L'aura militaire, l'expérience, le retrait affiché des affaires publiques depuis la grande guerre font de Pétain un recours possible en cas de cas de crise grave, comme l'atteste un sondage organisé par Le Petit journal auprès de ses lecteurs au cours de l'hiver 1934-35. A la question "Qui souhaiteriez-vous avoir comme dictateur cas d'urgence?", une majorité des 200 000 participants répondent ... Pétain.
Pétain en compagnie de Georges Bonnet, ministre des affaires étrangères au quai d'Orsay en mars 1939. Le premier vient d'être nommé ambassadeur de France en Espagne. Léon Blum regrette cette nomination, car"la place du plus noble, du plus humain de nos chefs militaires n'est pas auprès du général Franco." (cliché trouvé sur le site Paris en images)
Aussitôt nommé vice-président du conseil, Pétain quitte l'Espagne où il occupait le poste d'ambassadeur. A Franco venu le saluer, il déclare: "On va mettre fin à 30 ans de marxisme." Reynaud pense rassurer les Français en plaçant à ses côtés l'icône de la grande guerre Or, il n'a pas mesuré les ambitions politiques du maréchal. Appelé pour relancer la lutte, Pétain manœuvre pour faire cesser les combats.
Comment mettre un terme à la guerre? Deux options existent: une capitulation militaire ou un armistice. Le 15 juin, Paul Reynaud demande au généralissime Weygand de faire capituler l'armée. En refusant, ce dernier rompt le pacte républicain et précipite la démission du président du conseil.

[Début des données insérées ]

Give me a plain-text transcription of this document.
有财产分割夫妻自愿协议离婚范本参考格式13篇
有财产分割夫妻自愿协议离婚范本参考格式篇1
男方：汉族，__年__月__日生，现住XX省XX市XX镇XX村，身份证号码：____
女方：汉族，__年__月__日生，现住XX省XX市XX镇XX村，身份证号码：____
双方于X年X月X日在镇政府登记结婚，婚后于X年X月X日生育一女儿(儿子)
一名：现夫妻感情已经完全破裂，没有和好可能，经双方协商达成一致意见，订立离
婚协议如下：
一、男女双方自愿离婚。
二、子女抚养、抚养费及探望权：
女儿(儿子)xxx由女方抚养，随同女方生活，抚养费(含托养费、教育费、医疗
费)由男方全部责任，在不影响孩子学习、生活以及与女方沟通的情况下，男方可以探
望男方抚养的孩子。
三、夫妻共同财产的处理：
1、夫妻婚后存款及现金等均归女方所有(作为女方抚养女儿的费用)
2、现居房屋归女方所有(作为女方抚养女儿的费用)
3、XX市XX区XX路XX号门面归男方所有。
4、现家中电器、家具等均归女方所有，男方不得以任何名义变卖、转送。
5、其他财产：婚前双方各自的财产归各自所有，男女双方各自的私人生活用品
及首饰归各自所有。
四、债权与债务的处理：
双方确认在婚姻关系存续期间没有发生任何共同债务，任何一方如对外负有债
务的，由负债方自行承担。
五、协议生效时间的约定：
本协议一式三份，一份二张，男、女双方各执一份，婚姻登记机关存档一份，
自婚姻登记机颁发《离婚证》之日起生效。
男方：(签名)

L'armistice est donc signé par le pouvoir politique, ce qui signifie que l'armée n'est pas responsable du fiasco militaire. Aux yeux de l'état-major, le pouvoir politique, qui a voulu cette guerre, en est le seul responsable. Pétain et ses sbires attribuent la défaite à "l'Anti-France", c'est-à-dire les juifs, les franc-maçons, les communistes et les étrangers.
Le 16 juin, le président de la République Albert Lebrun appelle le maréchal pour former un nouveau gouvernement.

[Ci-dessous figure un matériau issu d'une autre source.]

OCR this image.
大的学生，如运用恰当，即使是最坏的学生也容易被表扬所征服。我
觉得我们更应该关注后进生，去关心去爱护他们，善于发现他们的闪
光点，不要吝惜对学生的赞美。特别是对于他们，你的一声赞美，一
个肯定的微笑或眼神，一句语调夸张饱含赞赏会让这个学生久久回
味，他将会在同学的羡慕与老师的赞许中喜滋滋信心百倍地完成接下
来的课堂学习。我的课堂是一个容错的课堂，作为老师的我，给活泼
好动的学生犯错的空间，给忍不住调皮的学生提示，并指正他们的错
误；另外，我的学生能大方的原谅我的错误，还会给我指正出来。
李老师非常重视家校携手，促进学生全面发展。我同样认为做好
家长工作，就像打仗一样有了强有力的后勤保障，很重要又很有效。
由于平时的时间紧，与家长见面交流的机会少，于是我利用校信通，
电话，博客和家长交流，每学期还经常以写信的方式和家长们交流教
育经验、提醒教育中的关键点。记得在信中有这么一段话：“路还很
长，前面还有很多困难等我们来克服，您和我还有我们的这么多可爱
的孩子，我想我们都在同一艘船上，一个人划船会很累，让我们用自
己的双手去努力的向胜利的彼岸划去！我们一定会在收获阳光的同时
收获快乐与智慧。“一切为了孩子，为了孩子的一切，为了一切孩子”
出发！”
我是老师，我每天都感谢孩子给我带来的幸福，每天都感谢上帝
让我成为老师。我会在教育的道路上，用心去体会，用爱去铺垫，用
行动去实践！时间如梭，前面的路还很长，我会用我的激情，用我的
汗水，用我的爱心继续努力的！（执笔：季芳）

Quatre semaines plus tard, 10 juillet, Pétain obtient les pleins pouvoirs aux fins de rédiger une nouvelle constitution. Il s'agit d'une véritable révolution politique, car dès le lendemain, le héros de Verdun outrepasse le mandat qui lui est confié. On ne l'a pas mandaté pour prendre la totalité des pouvoirs exécutif, législatif et judiciaire, mais le nouveau chef de l'Etat français considère qu'il doit avoir autorité sur toutes les décisions. Il débute ainsi une carrière de dictateur à 84 ans (comme quoi on peut débuter une carrière de dictateur bien après 67 ans...).
Le maréchal Pétain dans une salle de classe en 1942.
* "un syncrétisme idéologique" (cf 4 p 25)
Le régime de Vichy rompt avec les valeurs républicaines et aspire à instaurer un esprit communautaire fondé sur le respect de la hiérarchie. Comme le rappelle Henry Rousso (cf 4p25), "la Révolution nationale relève d'une conception 'organiciste' de la société (...). Les individus y sont comme autant d'atomes appartenant à des entités 'naturelles', des 'corps' ou des 'communautés' telles que la famille, la région, la profession, la nation - la communauté suprême." Son projet exalte la paysannerie et l'artisanat, valorise dialectes et folklores régionaux (pourtant largement tombés en désuétude). Au contraire, il rejette le libéralisme hérité de la révolution.
Ancrée dans la droite antirépublicaine, cette doctrine est un amalgame de plusieurs traditions politiques. On y retrouve ainsi les valeurs de l'Action française, antiparlementaire et xénophobe, celles des ligues et des mouvements d'anciens combattants, l'idéologie d'une partie de la droite catholique, mais aussi les thématiques et formes d'action du fascisme, en particulier "la dynamique révolutionnaire, la volonté d'encadrement des masses, l'importance du chef charismatique" ou encore le discours corporatiste. (cf 4 p27)
Mais pour imposer ce bouleversement des institutions et de la société française, il faut que le gouvernement dispose de sa souveraineté. Pour ce faire, alors que le pays est défait et occupé, il faut qu'il négocie avec l'occupant, d'où la collaboration.
Affiche de propagande pour la vente de portraits de Pétain en faveur du Secours national. Une des nombreuses manifestation du culte maréchaliste. Le portrait du vieillard est décliné sous toutes les formes, jusqu'à se substituer à celui de Marianne sur les timbres-postes!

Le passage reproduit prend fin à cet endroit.